Serge Prokofiev

Serge Prokofiev : les sept symphonies, les cinq concertos pour piano, les deux concertos pour violon, Symphonie concertante pour violoncelle, Ivan le Terrible, Alexandre Nevski

Dossier : Arts, lettres et sciencesMagazine N°757 Septembre 2020
Par Marc DARMON (83)

Orchestre du Mariins­ky, direc­tion Vale­ry Gergiev
7 DVD ou 4 Blu-Ray Arthaus

À l’occasion des cent vingt-cinq ans de la nais­sance de Serge Pro­ko­fiev, Vale­ry Ger­giev s’est lan­cé en mars 2016 dans un hom­mage mara­thon sur trois jours
entre Mos­cou et Saint-Péters­bourg. Toutes les sym­pho­nies et les concer­tos (et les grandes can­tates tirées des films d’Eisenstein), soit plus de onze heures de musique en cinq concerts sur trois jours ! Évi­dem­ment, l’orchestre du Mariins­ky est le meilleur orchestre de Rus­sie et le bou­li­mique Vale­ry Ger­giev, son chef depuis vingt-cinq ans, est l’interprète idéal pour l’œuvre de Pro­ko­fiev, lui qui en appré­cie depuis son jeune âge, comme il le raconte, les mélo­dies, les rythmes, les har­mo­nies, le lyrisme et l’énergie.
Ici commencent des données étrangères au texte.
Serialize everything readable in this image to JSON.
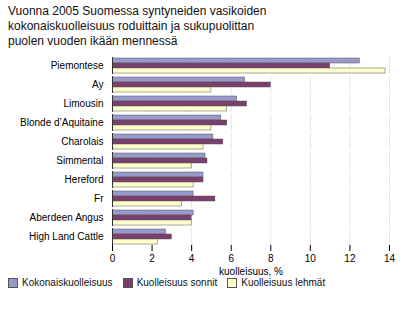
{
  "chart_data": {
    "type": "bar",
    "orientation": "horizontal",
    "title": "Vuonna 2005 Suomessa syntyneiden vasikoiden\nkokonaiskuolleisuus roduittain ja sukupuolittan\npuolen vuoden ikään mennessä",
    "categories": [
      "Piemontese",
      "Ay",
      "Limousin",
      "Blonde d’Aquitaine",
      "Charolais",
      "Simmental",
      "Hereford",
      "Fr",
      "Aberdeen Angus",
      "High Land Cattle"
    ],
    "series": [
      {
        "name": "Kokonaiskuolleisuus",
        "color": "#9999cc",
        "values": [
          12.5,
          6.7,
          6.3,
          5.5,
          5.1,
          4.7,
          4.6,
          4.1,
          4.1,
          2.7
        ]
      },
      {
        "name": "Kuolleisuus sonnit",
        "color": "#7b3f6e",
        "values": [
          11.0,
          8.0,
          6.8,
          5.8,
          5.6,
          4.8,
          4.6,
          5.2,
          4.0,
          3.0
        ]
      },
      {
        "name": "Kuolleisuus lehmät",
        "color": "#ffffcc",
        "values": [
          13.8,
          5.0,
          5.8,
          5.0,
          4.6,
          4.0,
          4.1,
          3.5,
          4.0,
          2.3
        ]
      }
    ],
    "xlabel": "kuolleisuus, %",
    "xlim": [
      0,
      14
    ],
    "xticks": [
      0,
      2,
      4,
      6,
      8,
      10,
      12,
      14
    ],
    "grid": true,
    "legend": "bottom"
  }
}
Le cof­fret est bien pré­sen­té selon trois périodes, la jeu­nesse (1911−1918), la période amé­ri­caine (une tour­née inter­na­tio­nale qui dura fina­le­ment quinze ans, loin des bol­che­viques, 1918–1932), puis le retour en Union sovié­tique sta­li­nienne (1932−1953). Mort le même jour que Sta­line, Pro­ko­fiev n’a bien sûr pas été hono­ré comme il aurait dû l’être.
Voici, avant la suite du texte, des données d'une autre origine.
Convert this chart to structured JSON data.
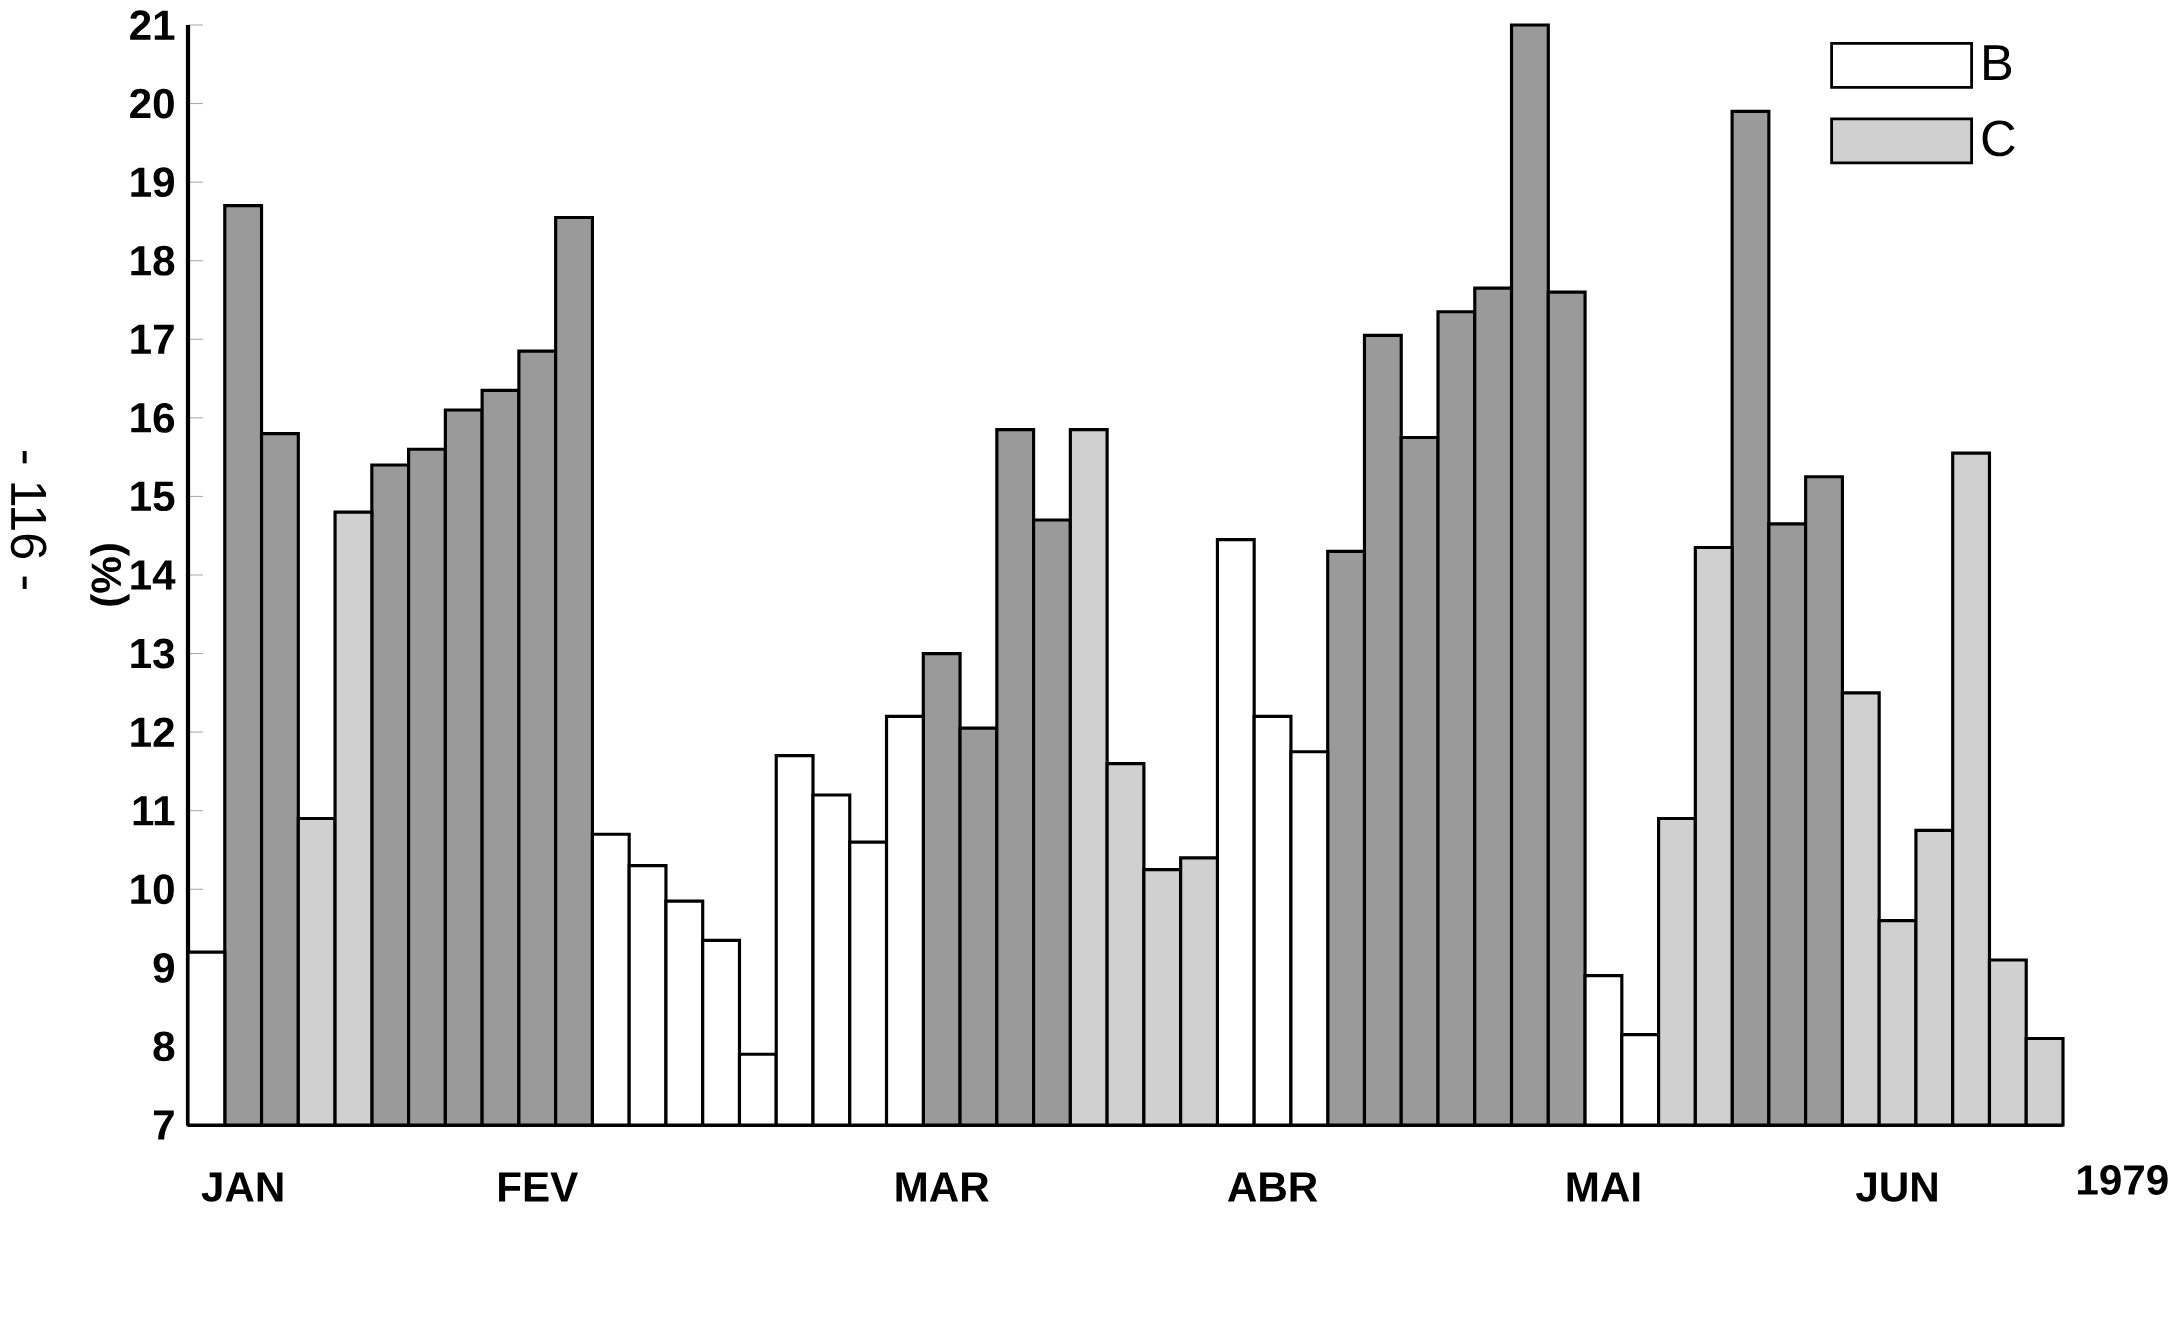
{
  "chart_data": {
    "type": "bar",
    "ylabel": "(%)",
    "categories": [
      null,
      "JAN",
      null,
      null,
      null,
      null,
      null,
      null,
      null,
      "FEV",
      null,
      null,
      null,
      null,
      null,
      null,
      null,
      null,
      null,
      null,
      "MAR",
      null,
      null,
      null,
      null,
      null,
      null,
      null,
      null,
      "ABR",
      null,
      null,
      null,
      null,
      null,
      null,
      null,
      null,
      "MAI",
      null,
      null,
      null,
      null,
      null,
      null,
      null,
      "JUN",
      null,
      null,
      null,
      null
    ],
    "series": [
      {
        "color": "#9a9a9a",
        "values": [
          null,
          18.7,
          15.8,
          null,
          null,
          15.4,
          15.6,
          16.1,
          16.35,
          16.85,
          18.55,
          null,
          null,
          null,
          null,
          null,
          null,
          null,
          null,
          null,
          13.0,
          12.05,
          15.85,
          14.7,
          null,
          null,
          null,
          null,
          null,
          null,
          null,
          14.3,
          17.05,
          15.75,
          17.35,
          17.65,
          21.0,
          17.6,
          null,
          null,
          null,
          null,
          19.9,
          14.65,
          15.25,
          null,
          null,
          null,
          null,
          null,
          null
        ]
      },
      {
        "name": "B",
        "color": "#ffffff",
        "values": [
          9.2,
          null,
          null,
          null,
          null,
          null,
          null,
          null,
          null,
          null,
          null,
          10.7,
          10.3,
          9.85,
          9.35,
          7.9,
          11.7,
          11.2,
          10.6,
          12.2,
          null,
          null,
          null,
          null,
          null,
          null,
          null,
          null,
          14.45,
          12.2,
          11.75,
          null,
          null,
          null,
          null,
          null,
          null,
          null,
          8.9,
          8.15,
          null,
          null,
          null,
          null,
          null,
          null,
          null,
          null,
          null,
          null,
          null
        ]
      },
      {
        "name": "C",
        "color": "#d0d0d0",
        "values": [
          null,
          null,
          null,
          10.9,
          14.8,
          null,
          null,
          null,
          null,
          null,
          null,
          null,
          null,
          null,
          null,
          null,
          null,
          null,
          null,
          null,
          null,
          null,
          null,
          null,
          15.85,
          11.6,
          10.25,
          10.4,
          null,
          null,
          null,
          null,
          null,
          null,
          null,
          null,
          null,
          null,
          null,
          null,
          10.9,
          14.35,
          null,
          null,
          null,
          12.5,
          9.6,
          10.75,
          15.55,
          9.1,
          8.1
        ]
      }
    ],
    "ylim": [
      7,
      21
    ],
    "yticks": [
      7,
      8,
      9,
      10,
      11,
      12,
      13,
      14,
      15,
      16,
      17,
      18,
      19,
      20,
      21
    ],
    "legend": "top right",
    "annotations": [
      "1979",
      "- 116 -"
    ]
  }
}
Ger­giev fait remar­quer avec rai­son que Tchaï­kovs­ki lui-même avait ouvert à la fin de sa vie, avec sa sixième sym­pho­nie « Pathé­tique » et Casse-Noi­sette, des pers­pec­tives musi­cales nou­velles et que la musique que Tchaï­kovs­ki aurait com­po­sée s’il avait vécu plus long­temps aurait été pro­ba­ble­ment pas­sion­nante. Vale­ry Ger­giev fait le même com­men­taire sur Pro­ko­fiev et consi­dère que le com­po­si­teur, s’il avait vécu après sa sep­tième sym­pho­nie, aurait éga­le­ment conti­nué à offrir des sur­prises sans se répé­ter. Effec­ti­ve­ment l’ensemble de l’œuvre orches­tral de Pro­ko­fiev est à connaître et touche sou­vent des sommets.
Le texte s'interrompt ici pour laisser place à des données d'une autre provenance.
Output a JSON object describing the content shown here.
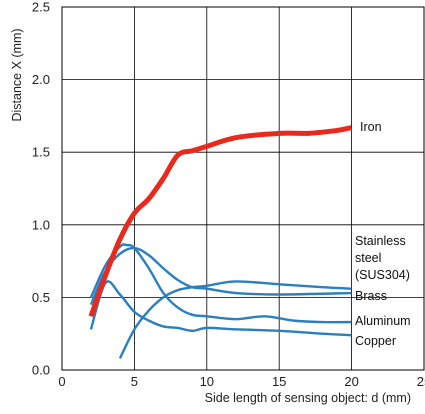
{
  "chart_data": {
    "type": "line",
    "xlabel": "Side length of sensing object: d (mm)",
    "ylabel": "Distance X (mm)",
    "xlim": [
      0,
      25
    ],
    "ylim": [
      0,
      2.5
    ],
    "xticks": [
      "0",
      "5",
      "10",
      "15",
      "20",
      "25"
    ],
    "yticks": [
      "0.0",
      "0.5",
      "1.0",
      "1.5",
      "2.0",
      "2.5"
    ],
    "grid": true,
    "legend": "inline labels at right end of curves",
    "colors": {
      "iron": "#e8291c",
      "others": "#2a7fc0",
      "grid": "#000000"
    },
    "series": [
      {
        "name": "Iron",
        "color": "#e8291c",
        "points": [
          [
            2,
            0.37
          ],
          [
            3,
            0.65
          ],
          [
            4,
            0.9
          ],
          [
            5,
            1.08
          ],
          [
            6,
            1.18
          ],
          [
            7,
            1.32
          ],
          [
            8,
            1.48
          ],
          [
            9,
            1.51
          ],
          [
            10,
            1.54
          ],
          [
            12,
            1.6
          ],
          [
            15,
            1.63
          ],
          [
            17,
            1.63
          ],
          [
            19,
            1.65
          ],
          [
            20,
            1.67
          ]
        ]
      },
      {
        "name": "Stainless steel (SUS304)",
        "color": "#2a7fc0",
        "points": [
          [
            4,
            0.08
          ],
          [
            5,
            0.28
          ],
          [
            6,
            0.41
          ],
          [
            7,
            0.5
          ],
          [
            8,
            0.55
          ],
          [
            9,
            0.57
          ],
          [
            10,
            0.58
          ],
          [
            12,
            0.61
          ],
          [
            15,
            0.59
          ],
          [
            18,
            0.57
          ],
          [
            20,
            0.56
          ]
        ]
      },
      {
        "name": "Brass",
        "color": "#2a7fc0",
        "points": [
          [
            2,
            0.45
          ],
          [
            3,
            0.68
          ],
          [
            4,
            0.8
          ],
          [
            5,
            0.84
          ],
          [
            6,
            0.79
          ],
          [
            7,
            0.7
          ],
          [
            8,
            0.62
          ],
          [
            9,
            0.57
          ],
          [
            10,
            0.56
          ],
          [
            12,
            0.53
          ],
          [
            15,
            0.52
          ],
          [
            20,
            0.53
          ]
        ]
      },
      {
        "name": "Aluminum",
        "color": "#2a7fc0",
        "points": [
          [
            2,
            0.5
          ],
          [
            3,
            0.72
          ],
          [
            4,
            0.85
          ],
          [
            4.5,
            0.86
          ],
          [
            5,
            0.84
          ],
          [
            6,
            0.7
          ],
          [
            7,
            0.53
          ],
          [
            8,
            0.43
          ],
          [
            9,
            0.38
          ],
          [
            10,
            0.37
          ],
          [
            12,
            0.35
          ],
          [
            14,
            0.37
          ],
          [
            16,
            0.34
          ],
          [
            18,
            0.33
          ],
          [
            20,
            0.33
          ]
        ]
      },
      {
        "name": "Copper",
        "color": "#2a7fc0",
        "points": [
          [
            2,
            0.28
          ],
          [
            3,
            0.6
          ],
          [
            4,
            0.52
          ],
          [
            5,
            0.4
          ],
          [
            6,
            0.34
          ],
          [
            7,
            0.3
          ],
          [
            8,
            0.29
          ],
          [
            9,
            0.27
          ],
          [
            10,
            0.29
          ],
          [
            12,
            0.28
          ],
          [
            15,
            0.27
          ],
          [
            18,
            0.25
          ],
          [
            20,
            0.24
          ]
        ]
      }
    ],
    "labels": {
      "iron": "Iron",
      "stainless_line1": "Stainless",
      "stainless_line2": "steel",
      "stainless_line3": "(SUS304)",
      "brass": "Brass",
      "aluminum": "Aluminum",
      "copper": "Copper"
    }
  }
}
Natu­rel­le­ment tout le cof­fret est mémo­rable et consti­tue une somme de réfé­rence. Par où com­men­cer ? Le mor­ceau le plus acces­sible est for­cé­ment la pre­mière sym­pho­nie, dite « Clas­sique », pas­tiche du style de Haydn et Mozart par un potache de vingt-six ans. Les chefs‑d’œuvre sym­pho­niques sont pro­ba­ble­ment les cin­quième et sep­tième sym­pho­nies, conden­sé de tout son art. Par­mi les concer­tos, dif­fi­cile de choi­sir entre le pre­mier pour pia­no (par un génie de vingt ans), le troi­sième pour pia­no (mer­veille abso­lue) et le pre­mier pour vio­lon d’une sub­ti­li­té incroyable (et ici inter­pré­té par un Leo­ni­das Kava­kos brillan­tis­sime). Ensuite, décou­vrez la troi­sième sym­pho­nie, entiè­re­ment com­po­sée sur des motifs de son opé­ra mau­dit L’Ange de feu, puis son deuxième concer­to pour pia­no, joué tout en puis­sance par le colosse Denis Mat­suev. Et bien enten­du les can­tates consti­tuées pour le concert d’après les musiques com­po­sées pour les deux chefs‑d’œuvre d’Eisenstein, Alexandre Nevs­ki et Ivan le Ter­rible. L’épopée d’Alexandre Nevs­ki, qui boute au XIIIe siècle les Teu­tons hors de Rus­sie (nous sommes en 1938 !), a été res­ti­tuée par le grand cinéaste Eisen­stein dans un film chef‑d’œuvre où l’association et la syn­chro­ni­sa­tion du film et de la musique seront une réfé­rence pour le reste du siècle. 

Vous l’avez com­pris : un cof­fret où l’on revien­dra sans cesse, pour de nou­velles décou­vertes.